Capung, Indikator Air Bersih & Lingkungan Sehat
Capung sebenarnya sudah ada sejak jaman dinosaurus hidup. Tidak seperti dinosaurus yang punah, capung masih tetap bertahan hidup sampai sekarang. Ia mempunyai daya adaptasi yang baik sehingga bisa hidup dimana saja kecuali di kutub. Serangga purba ini termasuk dalam keluarga Odonata dan mempunyai dua jenis yang paling sering kita temui yaitu capung besar (dragonfly) dan capung jarum (damselfly). Capung jarum bentuknya memang seperti jarum, jauh lebih kecil daripada capung besar dan biasanya hanya terdapat di dekat aliran air. Perlu lebih cermat dan teliti untuk melihat capung jarum yang lebih suka berteduh di balik daun. Perbedaan lain yang menyolok adalah bentuk mata dan posisi sayap. Mata capung besar seperti mata lalat menyatu di tengah sedangkan capung jarum mempunyai mata yang terpisah dan berada di sisi-sisi samping kepalanya. Capung jarum selalu hinggap dengan sayap tegak menyatu di atas punggung, lain dengan capung besar yang membentangkan sayapnya ke samping saat hinggap.

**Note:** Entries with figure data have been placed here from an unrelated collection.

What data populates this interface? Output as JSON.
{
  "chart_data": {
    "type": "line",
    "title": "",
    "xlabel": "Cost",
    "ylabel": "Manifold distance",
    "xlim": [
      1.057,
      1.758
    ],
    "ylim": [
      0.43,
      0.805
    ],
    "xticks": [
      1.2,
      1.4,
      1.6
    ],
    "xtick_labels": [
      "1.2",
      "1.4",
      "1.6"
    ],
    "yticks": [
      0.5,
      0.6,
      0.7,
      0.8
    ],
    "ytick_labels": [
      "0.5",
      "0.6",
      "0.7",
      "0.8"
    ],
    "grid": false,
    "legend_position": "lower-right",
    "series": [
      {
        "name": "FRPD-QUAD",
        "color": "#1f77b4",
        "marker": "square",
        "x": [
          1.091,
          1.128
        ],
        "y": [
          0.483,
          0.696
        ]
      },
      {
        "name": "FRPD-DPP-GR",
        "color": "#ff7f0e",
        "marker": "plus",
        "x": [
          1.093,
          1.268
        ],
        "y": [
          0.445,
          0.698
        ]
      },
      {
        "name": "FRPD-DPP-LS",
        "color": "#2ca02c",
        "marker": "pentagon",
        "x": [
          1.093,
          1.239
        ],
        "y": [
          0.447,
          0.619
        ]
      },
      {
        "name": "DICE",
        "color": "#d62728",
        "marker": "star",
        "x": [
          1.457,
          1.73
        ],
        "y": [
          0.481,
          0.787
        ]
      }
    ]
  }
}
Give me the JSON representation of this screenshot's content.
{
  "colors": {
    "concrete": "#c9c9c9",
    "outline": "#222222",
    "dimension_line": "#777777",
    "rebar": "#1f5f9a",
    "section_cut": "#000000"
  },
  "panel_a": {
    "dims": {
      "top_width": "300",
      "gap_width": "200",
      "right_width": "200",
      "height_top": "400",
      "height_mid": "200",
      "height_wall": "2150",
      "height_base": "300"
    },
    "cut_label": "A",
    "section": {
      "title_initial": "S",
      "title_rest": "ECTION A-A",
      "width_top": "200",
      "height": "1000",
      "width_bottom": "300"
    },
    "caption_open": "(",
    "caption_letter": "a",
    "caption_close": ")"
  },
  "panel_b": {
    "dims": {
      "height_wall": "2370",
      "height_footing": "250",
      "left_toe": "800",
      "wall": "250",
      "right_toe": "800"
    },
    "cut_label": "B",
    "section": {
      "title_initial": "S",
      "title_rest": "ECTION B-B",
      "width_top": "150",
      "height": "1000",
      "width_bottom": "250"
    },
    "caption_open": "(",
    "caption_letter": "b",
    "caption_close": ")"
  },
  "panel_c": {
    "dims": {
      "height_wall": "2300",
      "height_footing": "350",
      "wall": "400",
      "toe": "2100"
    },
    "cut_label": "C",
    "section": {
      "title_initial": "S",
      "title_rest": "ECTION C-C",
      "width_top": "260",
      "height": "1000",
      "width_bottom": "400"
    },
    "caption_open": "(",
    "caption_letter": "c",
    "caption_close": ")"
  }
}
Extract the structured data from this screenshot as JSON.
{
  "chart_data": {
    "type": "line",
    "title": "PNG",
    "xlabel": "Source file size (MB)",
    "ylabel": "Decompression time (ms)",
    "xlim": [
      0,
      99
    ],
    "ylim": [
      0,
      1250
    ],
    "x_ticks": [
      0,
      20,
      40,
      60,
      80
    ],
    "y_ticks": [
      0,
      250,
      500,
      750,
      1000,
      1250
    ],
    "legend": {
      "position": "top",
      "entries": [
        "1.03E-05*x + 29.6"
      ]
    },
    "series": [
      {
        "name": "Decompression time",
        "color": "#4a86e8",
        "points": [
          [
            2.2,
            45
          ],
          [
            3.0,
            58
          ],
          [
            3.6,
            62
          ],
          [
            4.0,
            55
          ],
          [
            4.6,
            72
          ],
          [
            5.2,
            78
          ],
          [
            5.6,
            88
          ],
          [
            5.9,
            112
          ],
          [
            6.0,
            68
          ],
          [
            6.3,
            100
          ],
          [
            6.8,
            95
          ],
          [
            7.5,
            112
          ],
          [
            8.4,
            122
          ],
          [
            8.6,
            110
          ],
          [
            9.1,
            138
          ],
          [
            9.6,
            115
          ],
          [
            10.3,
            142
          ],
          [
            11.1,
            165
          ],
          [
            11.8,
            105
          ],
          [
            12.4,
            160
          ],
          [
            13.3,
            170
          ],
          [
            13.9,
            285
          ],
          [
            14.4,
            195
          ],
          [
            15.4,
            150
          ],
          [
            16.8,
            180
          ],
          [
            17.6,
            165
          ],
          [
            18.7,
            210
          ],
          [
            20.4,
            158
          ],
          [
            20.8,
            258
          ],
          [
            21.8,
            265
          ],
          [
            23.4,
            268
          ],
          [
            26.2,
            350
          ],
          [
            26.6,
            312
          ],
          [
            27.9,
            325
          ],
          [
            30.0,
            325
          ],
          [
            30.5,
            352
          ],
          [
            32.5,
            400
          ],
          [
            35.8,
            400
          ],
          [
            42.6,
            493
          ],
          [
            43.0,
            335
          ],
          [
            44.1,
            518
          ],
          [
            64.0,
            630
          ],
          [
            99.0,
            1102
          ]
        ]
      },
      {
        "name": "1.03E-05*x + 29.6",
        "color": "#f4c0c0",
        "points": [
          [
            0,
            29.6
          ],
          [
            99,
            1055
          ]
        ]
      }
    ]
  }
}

Persamaannya adalah sebagai keluarga Odonata keduanya selalu memukau baik dari warnanya yang indah dan beragam maupun karena capung adalah serangga dengan rekor terbang tercepat . Capung mampu terbang dengan gerakan sayap yang dinamis dan dengan kecepatan rata-rata 30 – 60 km/jam namun ada jenis yang mampu terbang hingga 90km/jam. Igor Sikorsky, penemu helikopter, belajar dari pergerakan sayap capung tersebut sehingga ia dapat menciptakan model helikopter.
Manusia dari berbagai bangsa mengenal capung dengan pandangan dan kepercayaan yang berbeda-beda. Kalau anak-anak sekarang bertanya kepada orangtuanya soal capung, para orangtua kemudian mengenang capung sebagai teman bermain mereka pada waktu kecil. Biasanya capung ditangkap hanya untuk dilihat dari dekat kemudian dilepas lagi atau ditangkap untuk pakan ayam. Selain itu, masyarakat mempunyai kepercayaan capung dapat menghilangkan kebiasaan anak kecil mengompol dengan menaruhnya di pusar anak. Begitulah sebagian besar masyarakat Indonesia sudah terbiasa dengan capung, bahkan berbagai daerah di Indonesia mempunyai sebutan masing-masing untuk capung. Orang Jawa Timur menyebutnya dengan gantrung/kutrik, wilayah Jawa Tengah mengenalnya dengan kinjeng. Orang Sunda menyebutnya papatong sedangkan di daerah Flores capung dikenal dengan nama tojo.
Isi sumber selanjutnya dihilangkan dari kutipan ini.